Um aperto no peito e um nó na garganta. Uma vertigem de vómito. Uma tristeza
latente e, no entanto, praticamente invisível a olho nu.
E quando não
consegui mais, saltei.
Passaram-se alguns
anos desde que essa maldita sensação me largou. Essa angústia que só eu via em
mim, e que me deixava a pairar por entre os vivos, como um fantasma.
Apaixonei-me
outra vez, casei outra vez. Baralhei e voltei a dar, numa jogada arriscada, mas
incontornável.
E quando os
fantasmas passam hoje por mim {moribundos por dentro, mas aparentemente no
mundo dos vivos}, reconheço-os.
E volto a
lembrar-me, uma e outra vez, a razão que me fez saltar.
[para quem teve preguiça de ler o post AQUI]
3 comentários:
Tão verdade, fiquei com lágrimas nos olhos ao ler este post, neste momento sou um desses fantasmas, com grande vontade de saltar, mas com receio de prejudicar os que estão á minha volta.
Quero sair muito da zona de onde vivo (que me sufoca, que me mata lentamente) e arrastar marido e 3 filhos para onde me sinto verdadeiramente feliz para a cidade do meu coração e começar de novo, mas tenho medo, muito medo...
Tão bom ter encontrado o seu blogue. Este texto em particular mexe bastante comigo.
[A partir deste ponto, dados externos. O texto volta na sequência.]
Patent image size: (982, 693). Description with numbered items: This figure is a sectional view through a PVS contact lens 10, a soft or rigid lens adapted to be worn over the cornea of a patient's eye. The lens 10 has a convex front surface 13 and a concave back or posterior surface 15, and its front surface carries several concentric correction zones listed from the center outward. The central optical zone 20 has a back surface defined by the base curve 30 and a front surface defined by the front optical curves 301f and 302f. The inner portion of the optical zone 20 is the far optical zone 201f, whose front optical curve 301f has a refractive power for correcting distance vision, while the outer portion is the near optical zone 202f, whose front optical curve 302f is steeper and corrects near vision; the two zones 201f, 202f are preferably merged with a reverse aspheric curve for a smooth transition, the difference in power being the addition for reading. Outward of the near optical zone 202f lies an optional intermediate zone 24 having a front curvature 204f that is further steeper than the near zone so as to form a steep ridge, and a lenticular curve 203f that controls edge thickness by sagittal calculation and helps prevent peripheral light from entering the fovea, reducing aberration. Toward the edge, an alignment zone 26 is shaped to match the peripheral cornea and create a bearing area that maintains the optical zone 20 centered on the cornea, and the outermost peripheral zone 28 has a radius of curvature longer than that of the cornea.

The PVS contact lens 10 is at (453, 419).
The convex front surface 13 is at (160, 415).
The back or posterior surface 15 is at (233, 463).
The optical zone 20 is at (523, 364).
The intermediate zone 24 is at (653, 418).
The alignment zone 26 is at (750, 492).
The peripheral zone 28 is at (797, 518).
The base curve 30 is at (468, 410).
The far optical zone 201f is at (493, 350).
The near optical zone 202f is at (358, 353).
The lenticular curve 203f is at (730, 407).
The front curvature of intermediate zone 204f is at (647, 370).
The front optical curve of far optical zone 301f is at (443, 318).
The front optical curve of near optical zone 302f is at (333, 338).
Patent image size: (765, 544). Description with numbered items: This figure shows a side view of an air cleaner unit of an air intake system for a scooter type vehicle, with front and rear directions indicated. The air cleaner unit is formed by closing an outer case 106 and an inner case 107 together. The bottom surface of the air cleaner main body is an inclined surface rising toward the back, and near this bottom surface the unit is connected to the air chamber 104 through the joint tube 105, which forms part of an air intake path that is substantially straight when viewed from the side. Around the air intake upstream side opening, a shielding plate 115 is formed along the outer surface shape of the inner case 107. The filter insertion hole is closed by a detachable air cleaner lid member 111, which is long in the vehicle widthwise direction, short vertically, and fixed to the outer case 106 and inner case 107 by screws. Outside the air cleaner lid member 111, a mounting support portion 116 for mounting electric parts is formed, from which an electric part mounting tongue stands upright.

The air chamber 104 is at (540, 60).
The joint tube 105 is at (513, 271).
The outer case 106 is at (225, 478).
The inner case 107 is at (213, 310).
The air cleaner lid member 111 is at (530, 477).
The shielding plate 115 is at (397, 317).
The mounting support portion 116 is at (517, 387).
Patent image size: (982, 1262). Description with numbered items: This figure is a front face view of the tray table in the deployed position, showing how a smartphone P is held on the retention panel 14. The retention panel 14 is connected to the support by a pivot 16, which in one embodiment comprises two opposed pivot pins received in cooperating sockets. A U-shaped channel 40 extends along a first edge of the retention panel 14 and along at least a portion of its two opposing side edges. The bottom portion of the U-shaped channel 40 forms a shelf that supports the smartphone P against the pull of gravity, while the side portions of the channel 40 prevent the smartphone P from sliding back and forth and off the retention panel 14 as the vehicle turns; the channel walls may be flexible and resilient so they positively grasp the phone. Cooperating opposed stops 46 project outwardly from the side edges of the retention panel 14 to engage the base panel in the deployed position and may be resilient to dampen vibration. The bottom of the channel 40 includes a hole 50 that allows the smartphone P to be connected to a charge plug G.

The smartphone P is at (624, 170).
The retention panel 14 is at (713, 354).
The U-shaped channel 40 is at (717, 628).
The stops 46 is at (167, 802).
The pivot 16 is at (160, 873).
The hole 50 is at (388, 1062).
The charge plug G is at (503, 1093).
Eu sou um fantasma, dentro do meu lençol levava o meu marido e os nossos 2 filhotes. Neste momento se por um lado estou feliz por ter despertado e o lençol estar a cair, por outro sinto uma profunda tristeza por largar um projecto que me fazia sentido. Ver, ou ler, que há quem tenha passado por situação semelhante e tenha encontrado a verdadeira felecidade da-me esperança.O futuro é incerto mas com a certeza de que vou ser mais feliz, comigo e com os outros! Chega de viver na superficialidade ou debaixo do lençol!
A mudança não é só para quem quer ou para quem percebe que precisa dela mas para quem pode mudar. Infelizmente a necessidade de pagar contas e de sustentar filhos é justificação suficiente para impedir a mudança e o não ter para onde mudar. Tambám não sou feliz no meu emprego, até consigo gostar daquilo que faço mas não faço aquilo que gosto, aquilo que me define e que me ajudou a construir a minha identidade.E não é porque não quero é porque as portas todas se fecharam e fiquei com a janela que se abriu. Felicidades!